In a complex cultural environment, the actions of authoritarians are often unwise, especially if rapidly changing circumstances alter things.

But there are also people whose view of the world is more distributed, more democratic. They are able to see shades of gray. They are able to make wiser decisions because they use a more distributed social network with the ability to carry a much more diverse view of the world than simply two choices.

They are crucial for surviving a complex world, where solutions can come from anywhere and anyone, not just those at the top of a hierarchy.

To deal with a complex world, we need to reduce the power of hierarchical authoritarians and increase that of distributed democracies.
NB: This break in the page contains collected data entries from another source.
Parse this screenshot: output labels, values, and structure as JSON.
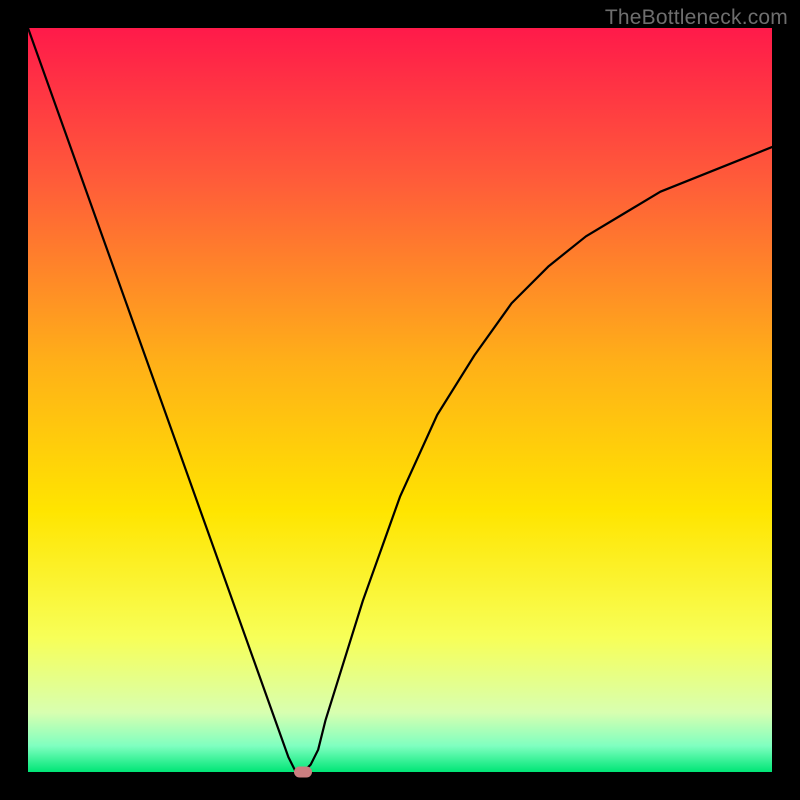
{
  "watermark": "TheBottleneck.com",
  "chart_data": {
    "type": "line",
    "title": "",
    "xlabel": "",
    "ylabel": "",
    "xlim": [
      0,
      100
    ],
    "ylim": [
      0,
      100
    ],
    "x": [
      0,
      5,
      10,
      15,
      20,
      25,
      30,
      35,
      36,
      37,
      38,
      39,
      40,
      45,
      50,
      55,
      60,
      65,
      70,
      75,
      80,
      85,
      90,
      95,
      100
    ],
    "y": [
      100,
      86,
      72,
      58,
      44,
      30,
      16,
      2,
      0,
      0,
      1,
      3,
      7,
      23,
      37,
      48,
      56,
      63,
      68,
      72,
      75,
      78,
      80,
      82,
      84
    ],
    "marker": {
      "x": 37,
      "y": 0
    },
    "background_gradient": {
      "stops": [
        {
          "pos": 0.0,
          "color": "#ff1a4a"
        },
        {
          "pos": 0.2,
          "color": "#ff5a3a"
        },
        {
          "pos": 0.45,
          "color": "#ffb018"
        },
        {
          "pos": 0.65,
          "color": "#ffe500"
        },
        {
          "pos": 0.82,
          "color": "#f7ff58"
        },
        {
          "pos": 0.92,
          "color": "#d8ffb0"
        },
        {
          "pos": 0.965,
          "color": "#7fffc0"
        },
        {
          "pos": 1.0,
          "color": "#00e676"
        }
      ]
    }
  }
}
As seen at Evergreen, in Washington DC and around the country, top-down authoritarians reduce the complexity of the world in ways that are becoming less and less productive. But we are also seeing an emergence of more distributed democracies, with greater ability to deal with huge amounts of data to find wiser solutions.

This is the battle today. Liberals and conservatives that seek a more distributed approach, who care about individual freedoms and civil rights, must come together to battle the authoritarian Left and Right.

As we have done every other time this has happened.